Predict using XGBClassifier

In [None]:
# only XGBoost
xgb = XGBClassifier(max_depth=4, learning_rate=0.03, n_estimators=100,
                    objective='multi:softprob', subsample=0.6, colsample_bytree=0.6, seed=40)
xgb.fit(X_train, y_trans)
XGBC_pred_test = xgb.predict(X_test)
XGBC_pred_test_prob=xgb.predict_proba(X_test)

In [None]:
ids_test = test['id']

ids = []
countries = []

for i in range(len(X_test)):
    idx = ids_test[i]
    ids += [idx] * 5
    countries += le.inverse_transform(np.argsort(XGBC_pred_test_prob[i])[::-1][:5]).tolist()

In [None]:
submission = pd.DataFrame({
    "id" : ids,
    "country" : countries
})
submission.to_csv('submission_XGBC.csv', index = False)

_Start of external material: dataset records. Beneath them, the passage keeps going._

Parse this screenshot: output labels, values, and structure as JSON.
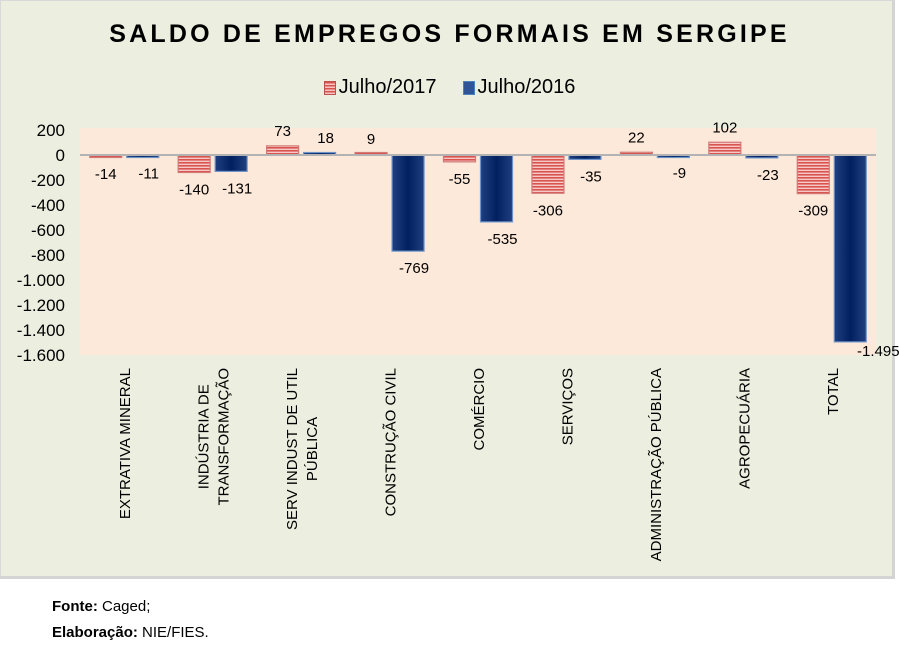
{
  "chart_data": {
    "type": "bar",
    "title": "SALDO DE EMPREGOS FORMAIS EM SERGIPE",
    "xlabel": "",
    "ylabel": "",
    "ylim": [
      -1600,
      200
    ],
    "yticks": [
      200,
      0,
      -200,
      -400,
      -600,
      -800,
      -1000,
      -1200,
      -1400,
      -1600
    ],
    "ytick_labels": [
      "200",
      "0",
      "-200",
      "-400",
      "-600",
      "-800",
      "-1.000",
      "-1.200",
      "-1.400",
      "-1.600"
    ],
    "grid": false,
    "legend_position": "top-center",
    "categories": [
      [
        "EXTRATIVA MINERAL"
      ],
      [
        "INDÚSTRIA DE",
        "TRANSFORMAÇÃO"
      ],
      [
        "SERV INDUST DE UTIL",
        "PÚBLICA"
      ],
      [
        "CONSTRUÇÃO CIVIL"
      ],
      [
        "COMÉRCIO"
      ],
      [
        "SERVIÇOS"
      ],
      [
        "ADMINISTRAÇÃO PÚBLICA"
      ],
      [
        "AGROPECUÁRIA"
      ],
      [
        "TOTAL"
      ]
    ],
    "series": [
      {
        "name": "Julho/2017",
        "color": "#c0504d",
        "pattern": "horizontal-stripes",
        "values": [
          -14,
          -140,
          73,
          9,
          -55,
          -306,
          22,
          102,
          -309
        ],
        "labels": [
          "-14",
          "-140",
          "73",
          "9",
          "-55",
          "-306",
          "22",
          "102",
          "-309"
        ]
      },
      {
        "name": "Julho/2016",
        "color": "#002060",
        "pattern": "solid",
        "values": [
          -11,
          -131,
          18,
          -769,
          -535,
          -35,
          -9,
          -23,
          -1495
        ],
        "labels": [
          "-11",
          "-131",
          "18",
          "-769",
          "-535",
          "-35",
          "-9",
          "-23",
          "-1.495"
        ]
      }
    ]
  },
  "legend": {
    "items": [
      {
        "label": "Julho/2017"
      },
      {
        "label": "Julho/2016"
      }
    ]
  },
  "footer": {
    "source_label": "Fonte:",
    "source_value": "Caged;",
    "credit_label": "Elaboração:",
    "credit_value": "NIE/FIES."
  }
}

Predict by using XGBoost with cross Validate, score 0.86491 evaluated by kaggle

In [None]:
n_labels=len(set(y_des))
n_labels

In [None]:
params = {
    'objective': 'multi:softprob',
    'eval_metric': 'merror',
    'num_class': n_labels,
    'eta': 0.5,
    'max_depth': 6,
    'subsample': 0.5,
    'colsample_bytree': 0.3,
    'silent': 1,
    'seed': 123
}

In [None]:
import xgboost as xgb
num_boost_round = 50

Dtrain = xgb.DMatrix(X_train, y_trans)
res = xgb.cv(params, Dtrain, num_boost_round=num_boost_round, nfold=5,
             callbacks=[xgb.callback.print_evaluation(show_stdv=True),
                        xgb.callback.early_stop(50)])

In [None]:
num_boost_round = res['test-merror-mean'].idxmin()
print(format(num_boost_round))
clf = xgb.train(params, Dtrain, num_boost_round=num_boost_round)
clf

In [None]:
import operator
importance = clf.get_fscore()
importance_df = pd.DataFrame(
    sorted(importance.items(), key=operator.itemgetter(1)),
    columns=['feature', 'fscore']
)

In [None]:
importance_df = importance_df.iloc[-20:, :]

In [None]:
plt.figure()
importance_df.plot(kind='barh', x='feature', y='fscore',
                   legend=False, figsize=(20, 10))
plt.title('XGBoost Feature Importance', size=25)
plt.xlabel('Relative importance', size=20)
plt.ylabel('Features', size=20)
plt.tick_params(labelsize=15)
#plt.gcf().savefig('feature_importance.png')

Findings:
I tried different classification algorithms. Similar performance among those different algorithms after adjusting their parameters to be the optimal. I finally choose to use XGBoosting to predict for the test dataset. It has 63% accuracy and a 86.5% score on kaggle. Developing high resolution cross validation did not help with better feature selection and model ensembling. I think this is because there is no overfitting by using simply XGBoost classifier. And cross validation is mainly help with avoiding overfittings so that it doesn’t help in this condition. Age is the most important feature given by XGBoost and Random Forest algorithm, which means that it is a strong predictor for the outcome. This is meaningful because other than age, there are no many other information provided when users creating their accounts. Meanwhile, from my relevance analysis, I saw that people who are within different age intervals are prone to going to different countries. Session count is another good predictor, which is the total number of actions when new users browse on the app. Date of account creating and timestamp of first active day are also important predictors that affect the outcome greatly. The weight of gender to be a predictor is less significant, which means that there are no difference for males and females in choosing their destinations.